When 2D documents are printed from the model, some of the 3D data may not be transferred. The construction team may need to design a new 3D model, leading to unexpected changes. Designers may not share models with contractors because they are incomplete or do not tally with the construction documents, creating errors and tensions.

Not Possible to Model Everything

Creating models is time consuming. Many details, such as size, shape, location, quantity, and orientation with detailing, fabrication, assembly and installation information, can be included. It may not be possible to create models for every portion of the design, resulting in an incomplete overall picture.

MEP Design Handoff

Contractors traditionally received 2D line diagrams, schedules and specifications of the design from MEP designers. Currently, an increasing number of MEP design engineers create models, raising confusion about who is responsible for duct placement, equipment placement and coordination responsibility – designers or contractors. Models created by MEP designers may not be spatially accurate enough during the early stages.

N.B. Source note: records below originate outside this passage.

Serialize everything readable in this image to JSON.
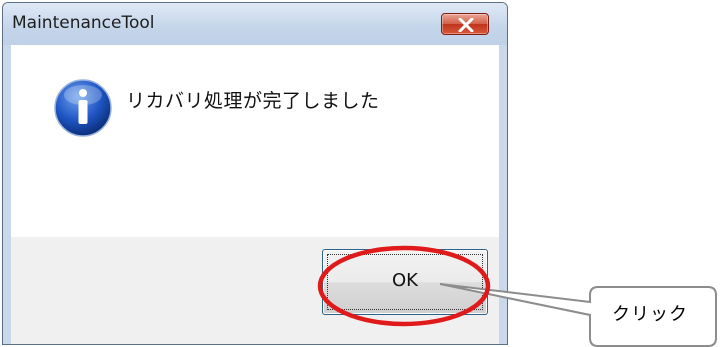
{
  "window": {
    "title": "MaintenanceTool",
    "close_icon": "close-icon"
  },
  "dialog": {
    "icon": "info-icon",
    "message": "リカバリ処理が完了しました",
    "ok_label": "OK"
  },
  "annotation": {
    "text": "クリック",
    "highlight_color": "#e01a1a"
  }
}
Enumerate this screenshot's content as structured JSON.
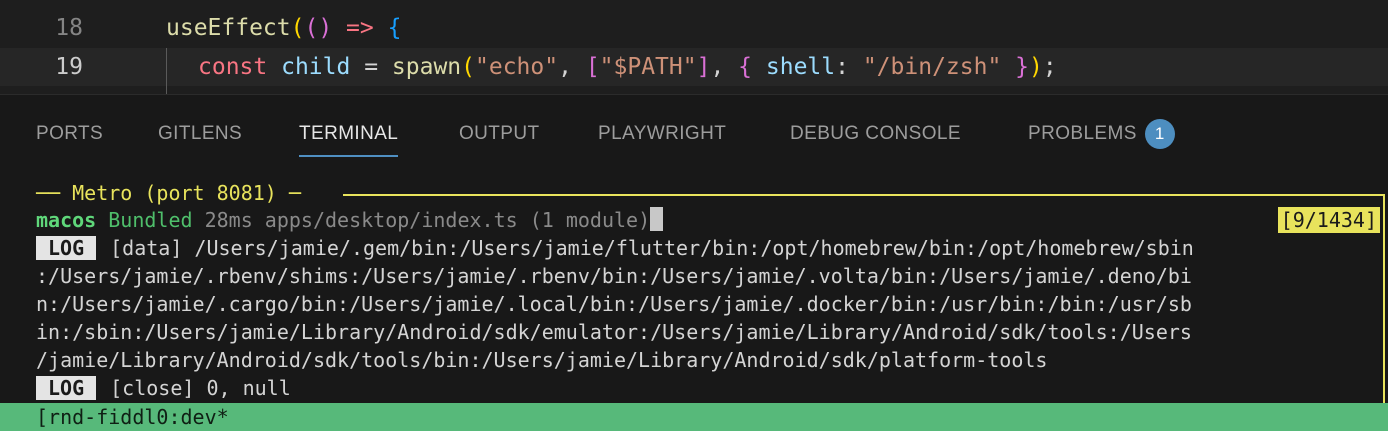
{
  "editor": {
    "lines": [
      {
        "number": "18"
      },
      {
        "number": "19"
      }
    ],
    "line18": {
      "fn": "useEffect",
      "open": "(",
      "parens": "()",
      "arrow": " => ",
      "brace": "{"
    },
    "line19": {
      "kw": "const",
      "var": "child",
      "eq": " = ",
      "fn": "spawn",
      "p_open": "(",
      "str1": "\"echo\"",
      "comma1": ", ",
      "br_open": "[",
      "str2": "\"$PATH\"",
      "br_close": "]",
      "comma2": ", ",
      "obj_open": "{ ",
      "key": "shell",
      "colon": ": ",
      "str3": "\"/bin/zsh\"",
      "obj_close": " }",
      "p_close": ")",
      "semi": ";"
    }
  },
  "panel": {
    "tabs": [
      {
        "label": "PORTS"
      },
      {
        "label": "GITLENS"
      },
      {
        "label": "TERMINAL",
        "active": true
      },
      {
        "label": "OUTPUT"
      },
      {
        "label": "PLAYWRIGHT"
      },
      {
        "label": "DEBUG CONSOLE"
      },
      {
        "label": "PROBLEMS",
        "badge": "1"
      }
    ]
  },
  "terminal": {
    "metro_title": "── Metro (port 8081) ─",
    "bundle": {
      "platform": "macos",
      "status": "Bundled",
      "detail": " 28ms apps/desktop/index.ts (1 module)"
    },
    "counter": "[9/1434]",
    "log1": {
      "badge": "LOG",
      "lines": [
        "[data] /Users/jamie/.gem/bin:/Users/jamie/flutter/bin:/opt/homebrew/bin:/opt/homebrew/sbin",
        ":/Users/jamie/.rbenv/shims:/Users/jamie/.rbenv/bin:/Users/jamie/.volta/bin:/Users/jamie/.deno/bi",
        "n:/Users/jamie/.cargo/bin:/Users/jamie/.local/bin:/Users/jamie/.docker/bin:/usr/bin:/bin:/usr/sb",
        "in:/sbin:/Users/jamie/Library/Android/sdk/emulator:/Users/jamie/Library/Android/sdk/tools:/Users",
        "/jamie/Library/Android/sdk/tools/bin:/Users/jamie/Library/Android/sdk/platform-tools"
      ]
    },
    "log2": {
      "badge": "LOG",
      "text": "[close] 0, null"
    },
    "statusbar": "[rnd-fiddl0:dev*",
    "colors": {
      "metro": "#e8e35c",
      "statusbar": "#57b97a",
      "accent_tab": "#4f8fc2"
    }
  }
}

However, there are several ways to mitigate these shortfalls, such as:

  • Early BIM Adoption (During Design Stage)

All project stakeholders should be encouraged to use BIM from the design stage, with clear guidelines for its use. If BIM is adopted at a later stage without clear specification of its purpose, the results could be confusion, wastage of time and increasing costs.

  • Defined Roles within the BIM Process

Design and modelling roles must be clearly defined before beginning design. If MEP subcontractors need to provide MEP BIM, with accurate routing, attachment details and equipment connections, they must be clearly informed of this and it should be part of the contractual obligations. They will not be able to rely on MEP consultant models in such a case.

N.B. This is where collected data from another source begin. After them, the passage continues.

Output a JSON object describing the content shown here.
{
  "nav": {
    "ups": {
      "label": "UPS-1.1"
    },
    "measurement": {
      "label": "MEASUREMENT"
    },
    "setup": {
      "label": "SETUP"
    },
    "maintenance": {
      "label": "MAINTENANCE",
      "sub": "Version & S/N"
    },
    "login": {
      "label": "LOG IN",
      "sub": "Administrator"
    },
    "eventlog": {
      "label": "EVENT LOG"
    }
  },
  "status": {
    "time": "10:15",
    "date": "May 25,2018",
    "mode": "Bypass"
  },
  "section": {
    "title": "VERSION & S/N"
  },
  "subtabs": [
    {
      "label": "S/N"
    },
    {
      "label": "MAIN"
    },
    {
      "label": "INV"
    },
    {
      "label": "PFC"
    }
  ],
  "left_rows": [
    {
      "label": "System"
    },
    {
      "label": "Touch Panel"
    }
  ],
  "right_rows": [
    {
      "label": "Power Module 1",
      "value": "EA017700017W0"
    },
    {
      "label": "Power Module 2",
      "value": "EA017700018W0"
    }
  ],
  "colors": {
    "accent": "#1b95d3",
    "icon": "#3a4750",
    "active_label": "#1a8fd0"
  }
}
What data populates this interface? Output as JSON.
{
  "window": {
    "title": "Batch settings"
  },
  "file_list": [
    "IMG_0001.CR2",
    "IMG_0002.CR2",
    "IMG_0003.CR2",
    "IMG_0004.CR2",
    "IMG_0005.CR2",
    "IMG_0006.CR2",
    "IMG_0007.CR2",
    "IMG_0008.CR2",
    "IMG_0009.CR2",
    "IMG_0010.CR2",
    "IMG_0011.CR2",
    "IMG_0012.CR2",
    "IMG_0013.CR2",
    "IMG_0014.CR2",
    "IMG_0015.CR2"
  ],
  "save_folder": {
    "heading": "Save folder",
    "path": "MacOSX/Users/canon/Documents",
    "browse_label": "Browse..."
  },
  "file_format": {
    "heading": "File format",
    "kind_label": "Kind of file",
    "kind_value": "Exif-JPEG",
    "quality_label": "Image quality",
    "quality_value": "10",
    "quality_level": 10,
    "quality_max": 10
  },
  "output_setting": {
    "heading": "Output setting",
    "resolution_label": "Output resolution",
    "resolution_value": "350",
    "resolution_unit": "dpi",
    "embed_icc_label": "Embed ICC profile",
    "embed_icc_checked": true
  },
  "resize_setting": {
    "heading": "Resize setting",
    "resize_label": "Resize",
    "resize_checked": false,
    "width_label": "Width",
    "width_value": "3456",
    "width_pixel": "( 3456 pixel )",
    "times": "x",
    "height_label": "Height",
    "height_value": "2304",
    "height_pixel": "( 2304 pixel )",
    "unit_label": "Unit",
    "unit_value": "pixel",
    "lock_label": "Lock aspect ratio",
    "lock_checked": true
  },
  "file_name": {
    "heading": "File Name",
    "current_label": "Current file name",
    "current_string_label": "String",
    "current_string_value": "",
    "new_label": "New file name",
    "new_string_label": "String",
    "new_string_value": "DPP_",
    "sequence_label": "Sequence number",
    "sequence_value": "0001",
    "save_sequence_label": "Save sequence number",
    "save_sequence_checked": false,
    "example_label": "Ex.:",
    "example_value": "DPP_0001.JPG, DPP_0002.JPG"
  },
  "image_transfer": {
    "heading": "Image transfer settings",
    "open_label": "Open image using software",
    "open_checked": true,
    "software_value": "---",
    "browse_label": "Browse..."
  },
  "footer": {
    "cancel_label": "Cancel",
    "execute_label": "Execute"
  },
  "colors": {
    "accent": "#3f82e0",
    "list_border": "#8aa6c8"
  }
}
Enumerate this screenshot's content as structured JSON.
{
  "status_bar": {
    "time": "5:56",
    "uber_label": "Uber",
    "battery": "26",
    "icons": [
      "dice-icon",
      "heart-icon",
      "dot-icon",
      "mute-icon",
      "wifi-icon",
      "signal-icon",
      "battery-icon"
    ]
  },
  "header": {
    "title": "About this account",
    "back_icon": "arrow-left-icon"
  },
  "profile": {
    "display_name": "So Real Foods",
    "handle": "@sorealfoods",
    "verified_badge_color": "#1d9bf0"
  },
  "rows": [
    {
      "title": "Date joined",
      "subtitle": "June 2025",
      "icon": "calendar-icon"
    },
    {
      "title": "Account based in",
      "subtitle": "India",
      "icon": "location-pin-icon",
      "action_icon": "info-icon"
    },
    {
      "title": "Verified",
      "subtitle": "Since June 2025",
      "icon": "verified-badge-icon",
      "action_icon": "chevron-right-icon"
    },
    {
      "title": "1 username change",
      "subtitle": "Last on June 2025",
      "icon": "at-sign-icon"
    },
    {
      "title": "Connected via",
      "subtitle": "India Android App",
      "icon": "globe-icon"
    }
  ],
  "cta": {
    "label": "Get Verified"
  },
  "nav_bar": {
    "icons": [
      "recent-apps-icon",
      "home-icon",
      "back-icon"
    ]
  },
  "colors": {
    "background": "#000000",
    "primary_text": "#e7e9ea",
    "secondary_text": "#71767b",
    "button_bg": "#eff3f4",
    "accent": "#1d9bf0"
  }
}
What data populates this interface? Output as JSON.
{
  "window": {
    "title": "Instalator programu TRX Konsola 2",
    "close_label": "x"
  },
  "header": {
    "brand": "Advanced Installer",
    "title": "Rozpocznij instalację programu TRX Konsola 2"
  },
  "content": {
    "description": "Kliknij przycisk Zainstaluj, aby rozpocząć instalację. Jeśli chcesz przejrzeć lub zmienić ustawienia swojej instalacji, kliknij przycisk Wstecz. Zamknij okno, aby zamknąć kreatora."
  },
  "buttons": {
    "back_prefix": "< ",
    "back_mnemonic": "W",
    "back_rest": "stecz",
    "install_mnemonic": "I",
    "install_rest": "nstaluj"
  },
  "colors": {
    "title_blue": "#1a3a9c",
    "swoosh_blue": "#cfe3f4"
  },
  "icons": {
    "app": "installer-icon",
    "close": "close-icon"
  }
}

  • Improved Coordination Skills

MEP design in BIM currently utilises improved spatial coordination skills during the design phase. This could be a result of employing more technically qualified professionals for these services, and as a consequence, contractors are presented with more accurate models to work with.

  • Accountability for Coordination

Internal coordination is necessary for a viable BIM model, much like a 2D drawing set used to be. Revisions, modifications and file versions must be coordinated as well. Since 3D models are complex, coordination must be monitored and controlled to prevent expensive and unnecessary rework. Even though files can be hosted in the cloud, it is advisable to maintain backups.

It is a certainty that precise, effective design with fewer errors is possible using BIM but there may be challenges in achieving those designs. Specifying the role of BIM, its usage, the stakeholders involved and the challenges to be expected can help optimise the benefits of using BIM and minimise its risks. The positive impact of building information modelling will be felt for some time. Analysing and mitigating the risks involved in its use can only benefit the industry and its players.